All the further analogs in the second QSAR study are based around the m,p-Cl2 phenyl substitution pattern. A number of different functional groups were used in lieu of the ethyl ester at the 4 position to further clarify the consequence that different subsitution patterns have on the SERT/DAT affinity ratio. A selection of different alkyl esters are shown for demonstration purposes in the attached table:
| R | CFT nM | Para nM | Ratio |
|---|---|---|---|
| Et | 125 | 18.7 | 6.7 |
| Me | 383 | 15.4 | 25 |
| n-Pr | 449 | 16.4 | 27 |
| i-Pr | 271 | 43.3 | 6.3 |
| n-Bu | 864 | 16.0 | 54 |
| n-Pen | 283 | 44.3 | 6.4 |
In conclusion, while it was possible to 'design-out' DAT affinity, no such substitution pattern was discovered in either of the two QSAR studies providing a ligand with a DAT affinity exceeding the SERT affinity. It is suggested to the reader that the m-chlorophenyl ring should have been considered in view of the effect that this has been shown to have in some of the other literature on monoamine reuptake inhibitors (see for example Yardley, et al. 1990). The bottom line is that these ligands may be of value in the design of SSRIs but are not LMA stimulants that can be made to reliably substitute for cocaine.

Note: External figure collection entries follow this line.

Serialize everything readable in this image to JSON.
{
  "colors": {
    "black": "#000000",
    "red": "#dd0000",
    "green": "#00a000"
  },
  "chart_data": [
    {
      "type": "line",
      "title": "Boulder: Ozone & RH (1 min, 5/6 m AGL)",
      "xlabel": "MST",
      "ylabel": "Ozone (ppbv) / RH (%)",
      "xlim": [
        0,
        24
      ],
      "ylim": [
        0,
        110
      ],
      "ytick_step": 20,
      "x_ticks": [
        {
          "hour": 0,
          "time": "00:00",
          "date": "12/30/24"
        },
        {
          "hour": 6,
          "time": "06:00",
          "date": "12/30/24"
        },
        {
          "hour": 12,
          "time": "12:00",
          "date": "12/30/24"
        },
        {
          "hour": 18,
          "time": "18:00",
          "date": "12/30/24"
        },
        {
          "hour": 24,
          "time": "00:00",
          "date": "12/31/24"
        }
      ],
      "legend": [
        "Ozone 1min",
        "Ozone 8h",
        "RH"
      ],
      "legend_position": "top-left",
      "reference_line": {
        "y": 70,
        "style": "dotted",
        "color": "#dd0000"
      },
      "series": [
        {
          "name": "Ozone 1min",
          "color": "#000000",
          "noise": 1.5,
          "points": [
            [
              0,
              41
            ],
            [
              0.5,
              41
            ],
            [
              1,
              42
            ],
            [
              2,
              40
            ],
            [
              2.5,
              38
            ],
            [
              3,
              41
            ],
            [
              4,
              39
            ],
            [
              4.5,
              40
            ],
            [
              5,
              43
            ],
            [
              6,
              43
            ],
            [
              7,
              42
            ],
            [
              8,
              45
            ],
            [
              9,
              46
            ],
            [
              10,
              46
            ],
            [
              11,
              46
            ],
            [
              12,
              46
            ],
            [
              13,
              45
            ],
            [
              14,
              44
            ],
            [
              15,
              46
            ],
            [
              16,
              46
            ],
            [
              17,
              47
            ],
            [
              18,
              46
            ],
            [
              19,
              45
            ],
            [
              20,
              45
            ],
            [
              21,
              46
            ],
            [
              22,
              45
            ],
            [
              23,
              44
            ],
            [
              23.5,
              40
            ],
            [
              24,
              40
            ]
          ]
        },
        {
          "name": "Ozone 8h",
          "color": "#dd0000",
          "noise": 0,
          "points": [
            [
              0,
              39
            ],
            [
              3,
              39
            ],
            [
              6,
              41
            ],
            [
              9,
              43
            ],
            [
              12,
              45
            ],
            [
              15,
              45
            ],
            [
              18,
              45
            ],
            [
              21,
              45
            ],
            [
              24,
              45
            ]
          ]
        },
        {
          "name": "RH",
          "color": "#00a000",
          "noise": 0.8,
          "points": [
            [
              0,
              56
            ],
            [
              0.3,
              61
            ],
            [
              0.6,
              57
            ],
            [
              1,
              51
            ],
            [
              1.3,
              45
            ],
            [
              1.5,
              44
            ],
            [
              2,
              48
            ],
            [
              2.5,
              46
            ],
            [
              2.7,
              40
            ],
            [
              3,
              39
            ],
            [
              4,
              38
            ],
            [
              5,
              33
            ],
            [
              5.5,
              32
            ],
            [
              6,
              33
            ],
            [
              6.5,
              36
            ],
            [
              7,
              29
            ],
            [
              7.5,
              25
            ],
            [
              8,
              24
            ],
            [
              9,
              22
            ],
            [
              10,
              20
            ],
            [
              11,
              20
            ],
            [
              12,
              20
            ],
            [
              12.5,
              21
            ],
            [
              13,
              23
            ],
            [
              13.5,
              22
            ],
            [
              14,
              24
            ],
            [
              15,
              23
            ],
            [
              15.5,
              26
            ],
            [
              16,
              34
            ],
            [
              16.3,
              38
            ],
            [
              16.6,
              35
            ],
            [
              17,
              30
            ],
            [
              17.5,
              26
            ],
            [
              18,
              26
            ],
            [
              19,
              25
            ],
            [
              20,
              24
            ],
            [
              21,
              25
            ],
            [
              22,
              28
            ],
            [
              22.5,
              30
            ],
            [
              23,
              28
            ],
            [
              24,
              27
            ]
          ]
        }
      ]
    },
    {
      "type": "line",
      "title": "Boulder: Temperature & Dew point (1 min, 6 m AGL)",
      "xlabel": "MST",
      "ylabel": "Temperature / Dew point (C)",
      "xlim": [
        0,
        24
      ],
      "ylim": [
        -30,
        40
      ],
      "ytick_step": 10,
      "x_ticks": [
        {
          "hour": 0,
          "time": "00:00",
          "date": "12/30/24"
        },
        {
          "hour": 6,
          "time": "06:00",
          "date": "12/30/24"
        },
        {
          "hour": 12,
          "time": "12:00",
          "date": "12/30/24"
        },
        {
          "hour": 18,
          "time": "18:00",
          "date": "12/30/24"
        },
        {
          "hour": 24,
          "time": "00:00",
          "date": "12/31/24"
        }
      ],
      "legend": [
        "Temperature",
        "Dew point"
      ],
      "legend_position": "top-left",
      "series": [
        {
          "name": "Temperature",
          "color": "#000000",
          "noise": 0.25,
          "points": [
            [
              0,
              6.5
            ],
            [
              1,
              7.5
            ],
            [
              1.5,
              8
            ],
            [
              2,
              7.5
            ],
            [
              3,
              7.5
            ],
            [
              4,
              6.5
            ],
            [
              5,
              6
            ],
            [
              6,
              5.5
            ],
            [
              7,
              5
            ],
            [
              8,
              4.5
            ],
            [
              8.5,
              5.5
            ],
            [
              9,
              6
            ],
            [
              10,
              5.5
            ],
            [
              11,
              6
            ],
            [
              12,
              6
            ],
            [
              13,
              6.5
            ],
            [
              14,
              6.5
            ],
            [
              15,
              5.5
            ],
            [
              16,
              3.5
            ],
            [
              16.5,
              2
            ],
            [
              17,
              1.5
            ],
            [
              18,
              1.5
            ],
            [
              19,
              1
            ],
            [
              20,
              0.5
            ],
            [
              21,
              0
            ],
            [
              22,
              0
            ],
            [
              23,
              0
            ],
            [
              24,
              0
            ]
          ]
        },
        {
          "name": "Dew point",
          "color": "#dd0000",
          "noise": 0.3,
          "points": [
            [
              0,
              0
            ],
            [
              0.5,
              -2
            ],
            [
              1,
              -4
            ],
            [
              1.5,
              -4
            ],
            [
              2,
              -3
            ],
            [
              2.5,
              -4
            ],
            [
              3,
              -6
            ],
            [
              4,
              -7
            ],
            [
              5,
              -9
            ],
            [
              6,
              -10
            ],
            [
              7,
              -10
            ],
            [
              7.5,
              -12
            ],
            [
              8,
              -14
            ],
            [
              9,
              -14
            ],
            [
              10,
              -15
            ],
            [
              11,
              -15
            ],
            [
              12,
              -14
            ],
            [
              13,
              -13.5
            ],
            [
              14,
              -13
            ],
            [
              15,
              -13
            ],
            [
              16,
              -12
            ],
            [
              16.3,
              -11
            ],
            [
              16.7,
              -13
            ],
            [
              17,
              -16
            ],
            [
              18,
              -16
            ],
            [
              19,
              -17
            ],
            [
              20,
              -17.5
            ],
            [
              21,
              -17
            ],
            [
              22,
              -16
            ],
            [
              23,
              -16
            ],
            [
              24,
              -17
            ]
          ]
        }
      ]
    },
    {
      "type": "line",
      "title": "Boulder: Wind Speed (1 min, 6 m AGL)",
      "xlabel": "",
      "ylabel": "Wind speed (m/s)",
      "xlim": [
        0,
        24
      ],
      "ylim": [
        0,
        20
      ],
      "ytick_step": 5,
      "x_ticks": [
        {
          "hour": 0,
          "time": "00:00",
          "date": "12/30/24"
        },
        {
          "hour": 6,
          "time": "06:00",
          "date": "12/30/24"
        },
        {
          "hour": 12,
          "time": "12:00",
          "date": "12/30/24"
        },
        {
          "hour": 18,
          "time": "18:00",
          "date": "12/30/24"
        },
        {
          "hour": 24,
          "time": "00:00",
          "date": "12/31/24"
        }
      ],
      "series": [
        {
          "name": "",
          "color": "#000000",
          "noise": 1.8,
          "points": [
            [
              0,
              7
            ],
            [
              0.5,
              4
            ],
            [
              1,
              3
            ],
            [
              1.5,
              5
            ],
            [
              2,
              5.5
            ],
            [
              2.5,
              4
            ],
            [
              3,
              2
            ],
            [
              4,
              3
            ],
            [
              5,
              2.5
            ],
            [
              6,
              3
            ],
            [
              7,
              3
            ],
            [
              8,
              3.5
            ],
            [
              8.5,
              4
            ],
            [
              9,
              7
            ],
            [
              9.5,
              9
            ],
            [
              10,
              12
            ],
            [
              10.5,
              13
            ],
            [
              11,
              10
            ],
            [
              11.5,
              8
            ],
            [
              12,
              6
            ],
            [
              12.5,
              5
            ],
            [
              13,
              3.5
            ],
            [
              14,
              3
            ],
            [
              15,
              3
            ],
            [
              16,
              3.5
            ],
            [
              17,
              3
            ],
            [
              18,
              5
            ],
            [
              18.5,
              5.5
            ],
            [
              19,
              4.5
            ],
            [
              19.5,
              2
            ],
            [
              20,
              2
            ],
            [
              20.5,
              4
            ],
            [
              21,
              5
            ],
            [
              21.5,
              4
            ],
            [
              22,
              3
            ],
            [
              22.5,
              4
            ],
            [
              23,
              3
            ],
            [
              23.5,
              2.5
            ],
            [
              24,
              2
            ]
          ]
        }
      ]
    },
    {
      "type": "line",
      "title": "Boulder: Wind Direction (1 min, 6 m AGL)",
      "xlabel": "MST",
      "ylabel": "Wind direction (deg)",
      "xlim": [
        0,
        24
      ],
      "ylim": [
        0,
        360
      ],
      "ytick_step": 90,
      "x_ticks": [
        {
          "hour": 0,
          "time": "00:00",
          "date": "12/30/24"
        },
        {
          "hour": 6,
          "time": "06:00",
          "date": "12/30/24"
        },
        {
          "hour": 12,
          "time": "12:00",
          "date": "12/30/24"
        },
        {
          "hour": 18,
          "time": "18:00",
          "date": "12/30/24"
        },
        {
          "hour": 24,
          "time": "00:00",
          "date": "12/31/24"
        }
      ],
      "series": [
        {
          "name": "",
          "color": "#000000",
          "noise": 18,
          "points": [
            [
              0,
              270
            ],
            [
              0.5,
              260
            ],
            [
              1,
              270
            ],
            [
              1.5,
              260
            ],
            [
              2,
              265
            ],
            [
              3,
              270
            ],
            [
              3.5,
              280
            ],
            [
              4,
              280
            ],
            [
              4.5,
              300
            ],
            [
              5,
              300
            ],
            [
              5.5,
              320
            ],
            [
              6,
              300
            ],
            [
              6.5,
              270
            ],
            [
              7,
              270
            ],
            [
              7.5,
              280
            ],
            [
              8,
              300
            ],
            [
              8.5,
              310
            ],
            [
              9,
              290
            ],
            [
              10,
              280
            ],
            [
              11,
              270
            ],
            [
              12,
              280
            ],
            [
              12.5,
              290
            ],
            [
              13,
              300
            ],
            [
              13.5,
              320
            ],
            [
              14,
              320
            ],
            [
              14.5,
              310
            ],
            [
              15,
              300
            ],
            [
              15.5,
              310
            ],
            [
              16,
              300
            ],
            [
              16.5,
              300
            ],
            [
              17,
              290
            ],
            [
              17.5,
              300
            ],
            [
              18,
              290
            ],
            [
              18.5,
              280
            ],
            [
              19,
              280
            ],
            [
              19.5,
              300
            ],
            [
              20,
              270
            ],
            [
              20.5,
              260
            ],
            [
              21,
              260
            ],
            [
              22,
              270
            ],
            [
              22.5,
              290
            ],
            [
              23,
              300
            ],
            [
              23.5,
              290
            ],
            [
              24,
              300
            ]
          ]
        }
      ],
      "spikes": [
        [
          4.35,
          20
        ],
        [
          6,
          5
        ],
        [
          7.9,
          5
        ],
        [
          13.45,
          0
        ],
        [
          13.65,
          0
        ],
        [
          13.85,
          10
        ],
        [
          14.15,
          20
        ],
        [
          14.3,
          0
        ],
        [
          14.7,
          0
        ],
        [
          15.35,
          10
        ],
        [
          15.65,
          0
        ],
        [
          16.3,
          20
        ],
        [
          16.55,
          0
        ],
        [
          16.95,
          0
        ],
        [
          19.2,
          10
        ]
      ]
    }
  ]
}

Another remaining avenue for exploration is provided on the grounds of Meltzer, et al. in the field of PT's.[cit] Here it was discovered that while the nitrogen in these alkaloids provided ligands with the highest affinity, carbon, oxygen and even sulfur could be used in lieu of this and would still retain inhibitory activity. The relevence of this is that the N-demethyl metabolite of meperidine is toxic and accumulates upon repeat dosing.[cit] Replacing this would therefore provide a means of counteracting this problem. Also, the ester in meperidine is readily hydrolyzed. Other non-hydrolyzable functional groups at the 4-position can serve as a method for producing compounds with a longer half-life. Also consider the compound ketobemidone which is closely related to meperidine in terms of both structure and effects.